The lean-context follow-up changed the product policy, not the benchmark:

model-visible context is now separate from the richer audit receipt
single-shot tasks default to stateplane_policy=single_shot
StatePlane can intentionally inject no model-visible snapshot when no useful prior state exists
raw quarantined text stays out of model-visible context
model-visible snapshots are token-budgeted and relevance-ranked

The lean-context rerun used the same pinned 5-task subset and the same gpt-5.4-mini configuration, with repo-local artifacts written to:

evals/external_coding/reports/swebench-lite-live-lean-context/

The rerun command for that follow-up was:

mkdir -p /tmp/stateplane-codex-home
cp ~/.codex/auth.json /tmp/stateplane-codex-home/auth.json

uv run python -m evals.external_coding.run \
  --benchmark swebench \
  --dataset_name princeton-nlp/SWE-bench_Lite \
  --split test \
  --instance-ids evals/external_coding/fixtures/live/swebench_lite_smoke_instance_ids.json \
  --conditions transcript_replay,compact_summary,stateplane \
  --agent codex \
  --codex-home /tmp/stateplane-codex-home \
  --codex-model gpt-5.4-mini \
  --run-harness \
  --max-workers 1 \
  --out evals/external_coding/reports/swebench-lite-live-lean-context \
  --json \
  --markdown \
  --csv

Before vs after:

Metric	Previous live	Lean-context live	Change
StatePlane resolved rate	0.40	0.40	0.00
StatePlane mean prompt tokens	1736.20	916.00	-820.20
StatePlane mean patch size	1372.60	1247.20	-125.40
StatePlane mean elapsed seconds	26.22	22.81	-3.41

The main product result is prompt-cost reduction:

StatePlane reduced mean prompt tokens by 820.20, or about 47.2%, on the same live subset.
StatePlane still did not improve resolved rate on this subset; it remained tied at 0.40.
Against compact_summary, StatePlane moved from +821.60 mean prompt-token overhead to +1.40.
Against transcript_replay, StatePlane moved from +848.80 mean prompt-token overhead to +28.60.

Pairwise follow-up results:

StatePlane vs transcript replay:
previous: 0 / 5 / 0
lean-context: 1 / 3 / 1
StatePlane vs compact summary:
previous: 0 / 5 / 0
lean-context: 0 / 5 / 0

What remained true from the lean-policy smoke guardrails:

coding-continuation smoke remained at 1.00 composite for StatePlane
external dry-run smoke prompt tokens dropped to 210.33
external dry-run smoke prompt tokens are now below both baselines on that smoke set

That is real product progress: the token tax on single-shot benchmark tasks was substantially reduced without losing resolved-rate performance on this subset.

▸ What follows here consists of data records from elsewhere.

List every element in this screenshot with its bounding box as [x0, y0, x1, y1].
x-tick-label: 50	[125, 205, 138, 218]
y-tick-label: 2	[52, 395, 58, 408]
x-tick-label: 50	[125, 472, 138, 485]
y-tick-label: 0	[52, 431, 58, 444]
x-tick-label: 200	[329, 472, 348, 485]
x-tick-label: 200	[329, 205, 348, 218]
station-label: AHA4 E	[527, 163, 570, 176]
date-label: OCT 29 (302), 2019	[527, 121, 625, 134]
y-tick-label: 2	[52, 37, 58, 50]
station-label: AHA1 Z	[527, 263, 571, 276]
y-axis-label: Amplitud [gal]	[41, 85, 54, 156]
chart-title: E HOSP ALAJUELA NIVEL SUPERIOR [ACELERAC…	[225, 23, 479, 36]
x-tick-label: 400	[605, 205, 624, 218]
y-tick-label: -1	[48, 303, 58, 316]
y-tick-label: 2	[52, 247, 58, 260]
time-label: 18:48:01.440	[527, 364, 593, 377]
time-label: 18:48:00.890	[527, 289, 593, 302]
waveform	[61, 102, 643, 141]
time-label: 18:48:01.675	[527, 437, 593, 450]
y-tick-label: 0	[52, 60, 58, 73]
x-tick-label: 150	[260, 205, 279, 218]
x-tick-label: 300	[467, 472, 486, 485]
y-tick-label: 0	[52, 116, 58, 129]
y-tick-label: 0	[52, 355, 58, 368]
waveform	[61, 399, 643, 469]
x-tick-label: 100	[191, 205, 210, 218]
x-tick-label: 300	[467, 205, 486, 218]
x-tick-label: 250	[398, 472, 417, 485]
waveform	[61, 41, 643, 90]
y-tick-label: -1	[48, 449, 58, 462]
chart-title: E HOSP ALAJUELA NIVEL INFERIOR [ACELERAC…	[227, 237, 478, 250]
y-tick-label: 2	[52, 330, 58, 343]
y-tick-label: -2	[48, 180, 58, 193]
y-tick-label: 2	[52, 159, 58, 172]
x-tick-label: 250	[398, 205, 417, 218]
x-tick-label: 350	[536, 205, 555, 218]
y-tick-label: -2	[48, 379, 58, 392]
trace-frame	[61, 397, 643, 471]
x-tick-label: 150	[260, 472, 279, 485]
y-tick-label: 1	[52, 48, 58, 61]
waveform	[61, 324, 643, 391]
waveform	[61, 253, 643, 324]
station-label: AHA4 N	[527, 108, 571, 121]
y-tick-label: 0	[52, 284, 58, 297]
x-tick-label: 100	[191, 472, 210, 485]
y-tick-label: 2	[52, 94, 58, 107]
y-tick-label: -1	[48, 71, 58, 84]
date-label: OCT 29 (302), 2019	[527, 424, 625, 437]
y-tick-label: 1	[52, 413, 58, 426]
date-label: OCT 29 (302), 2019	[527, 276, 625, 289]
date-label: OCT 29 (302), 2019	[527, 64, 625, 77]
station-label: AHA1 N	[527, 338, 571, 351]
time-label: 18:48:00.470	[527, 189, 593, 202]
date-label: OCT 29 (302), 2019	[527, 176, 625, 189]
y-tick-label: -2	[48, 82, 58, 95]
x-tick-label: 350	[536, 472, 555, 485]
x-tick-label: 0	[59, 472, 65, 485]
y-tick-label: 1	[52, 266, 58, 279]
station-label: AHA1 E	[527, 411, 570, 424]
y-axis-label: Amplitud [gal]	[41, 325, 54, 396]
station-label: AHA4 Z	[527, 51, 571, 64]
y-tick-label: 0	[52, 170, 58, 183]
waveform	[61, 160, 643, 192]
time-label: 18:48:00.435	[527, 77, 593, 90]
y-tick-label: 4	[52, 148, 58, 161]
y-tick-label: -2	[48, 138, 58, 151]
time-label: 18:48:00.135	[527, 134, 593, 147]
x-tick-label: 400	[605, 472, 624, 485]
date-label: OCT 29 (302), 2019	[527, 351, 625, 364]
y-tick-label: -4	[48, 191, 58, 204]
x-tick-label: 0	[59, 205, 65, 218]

It is not yet evidence that StatePlane improves resolved rate on SWE-bench Lite.

Failure cases¶

No task-condition execution failures were recorded in the harness-evaluated run.

The main negative result is not a runtime failure but a benchmark outcome:

On this 5-task SWE-bench Lite subset, StatePlane did not improve resolved rate over either baseline.
After the lean-context follow-up, StatePlane still used slightly more prompt tokens than transcript replay and essentially matched compact summary on prompt cost.

Limitations¶

This is a very small pinned subset, so the result is directional rather than definitive.
SWE-bench-style tasks are issue-resolution tasks, not interrupted continuation traces.
The result should be read together with the offline continuation-context eval, not as a replacement for it.
These numbers are specific to codex exec with gpt-5.4-mini on this subset and should not be generalized beyond that configuration.